Given this difficulty, the small quantity of the traffic at the time and the relatively lesser importance of the content, Washington had being doing little more than observe the RU Channel work its way through successive codebooks and additive tables. However, when General MacArthur’s forces landed at Biak in the last week of May 1944, the Japanese feared that all JN-25 systems might be compromised. They immediately switched a lot of what would have been A and B Channel traffic into the RU Channel, then L-49 with an emergency usage. On 1 June they replaced L-49 by L-53 and on 15 June they added a second emergency usage.
The RU Channel had now to be tackled, and Washington chose to attack L-49 rather than L-53. A huge effort made little progress. On 17 July L-53 was superseded by L-64. In October Washington closed down work on L-49, but Honolulu made a break into L-64 which, with more
traffic available, was quickly exploited by the two stations. Thus at the time of the Agreement no attempt had been made to break into Table 53, and it was accordingly assigned to Bletchley Park. Helpfully, the American work on the adjoining tables had made cumulative progress with the L codebook which had continued throughout, so that part of our assignment was not starting from scratch.

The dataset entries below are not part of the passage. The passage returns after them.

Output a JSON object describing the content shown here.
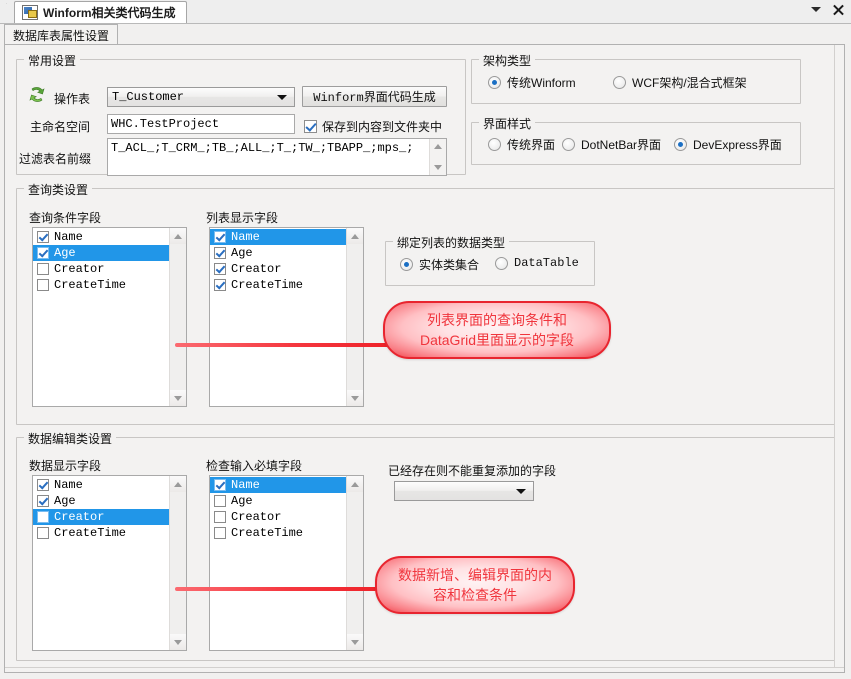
{
  "window": {
    "tab_title": "Winform相关类代码生成",
    "icon": "winform-icon",
    "caret_icon": "chevron-down-icon",
    "close_icon": "close-icon"
  },
  "page_tab": {
    "label": "数据库表属性设置"
  },
  "common_settings": {
    "title": "常用设置",
    "refresh_icon": "recycle-icon",
    "table_label": "操作表",
    "table_value": "T_Customer",
    "generate_button": "Winform界面代码生成",
    "namespace_label": "主命名空间",
    "namespace_value": "WHC.TestProject",
    "save_checkbox_label": "保存到内容到文件夹中",
    "save_checkbox_checked": true,
    "filter_label": "过滤表名前缀",
    "filter_value": "T_ACL_;T_CRM_;TB_;ALL_;T_;TW_;TBAPP_;mps_;"
  },
  "arch_type": {
    "title": "架构类型",
    "options": [
      {
        "label": "传统Winform",
        "selected": true
      },
      {
        "label": "WCF架构/混合式框架",
        "selected": false
      }
    ]
  },
  "ui_style": {
    "title": "界面样式",
    "options": [
      {
        "label": "传统界面",
        "selected": false
      },
      {
        "label": "DotNetBar界面",
        "selected": false
      },
      {
        "label": "DevExpress界面",
        "selected": true
      }
    ]
  },
  "query_settings": {
    "title": "查询类设置",
    "condition_list": {
      "label": "查询条件字段",
      "items": [
        {
          "text": "Name",
          "checked": true,
          "selected": false
        },
        {
          "text": "Age",
          "checked": true,
          "selected": true
        },
        {
          "text": "Creator",
          "checked": false,
          "selected": false
        },
        {
          "text": "CreateTime",
          "checked": false,
          "selected": false
        }
      ]
    },
    "display_list": {
      "label": "列表显示字段",
      "items": [
        {
          "text": "Name",
          "checked": true,
          "selected": true
        },
        {
          "text": "Age",
          "checked": true,
          "selected": false
        },
        {
          "text": "Creator",
          "checked": true,
          "selected": false
        },
        {
          "text": "CreateTime",
          "checked": true,
          "selected": false
        }
      ]
    },
    "bind_type": {
      "title": "绑定列表的数据类型",
      "options": [
        {
          "label": "实体类集合",
          "selected": true
        },
        {
          "label": "DataTable",
          "selected": false
        }
      ]
    },
    "callout": {
      "line1": "列表界面的查询条件和",
      "line2": "DataGrid里面显示的字段"
    }
  },
  "edit_settings": {
    "title": "数据编辑类设置",
    "display_list": {
      "label": "数据显示字段",
      "items": [
        {
          "text": "Name",
          "checked": true,
          "selected": false
        },
        {
          "text": "Age",
          "checked": true,
          "selected": false
        },
        {
          "text": "Creator",
          "checked": false,
          "selected": true
        },
        {
          "text": "CreateTime",
          "checked": false,
          "selected": false
        }
      ]
    },
    "required_list": {
      "label": "检查输入必填字段",
      "items": [
        {
          "text": "Name",
          "checked": true,
          "selected": true
        },
        {
          "text": "Age",
          "checked": false,
          "selected": false
        },
        {
          "text": "Creator",
          "checked": false,
          "selected": false
        },
        {
          "text": "CreateTime",
          "checked": false,
          "selected": false
        }
      ]
    },
    "unique_field": {
      "label": "已经存在则不能重复添加的字段",
      "value": ""
    },
    "callout": {
      "line1": "数据新增、编辑界面的内",
      "line2": "容和检查条件"
    }
  },
  "colors": {
    "selection_blue": "#2196e8",
    "callout_red": "#e8252f",
    "callout_text": "#f0353d",
    "panel_bg": "#f3f2f1"
  }
}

Under the Agreement Washington also agreed to Hugh Alexander’s suggestion that we tackle the recovery of columnar key additives on N-66, to which they attached some urgency: a smaller-scale but technically more complex problem. Ian Cassels began work on it in November with Hugh Stanton, recently returned from Colombo and with long experience on JN-25. At times Jimmy Whitworth and Vernon Pilling worked with them, and they drew on the Big Room as they needed. This work was outside our party and therefore outside this chapter. But I will record that when (to our dismay) Washington took the task back again at the end of February, along with the work done on it, they commented:
The British keys proved to be of exceedingly good quality … a good test of the Washington method although they had made certain modifications including an elaborate use of Bayes’ Theorem.
Additive recovery on L-53 made a slow start while we prepared the half-million enciphered groups for Hollerith punching. Commander Belfield and Brennan worked on the indicator system and must have made quick progress, for we made our first few additive recoveries in the last few days of November. Given the difficulty of this problem described earlier, it would be good to know how they did it. My 1945 history does not say: perhaps this is in another internal history which Ian Cassels and I wrote and which has not yet been released to the National Archives.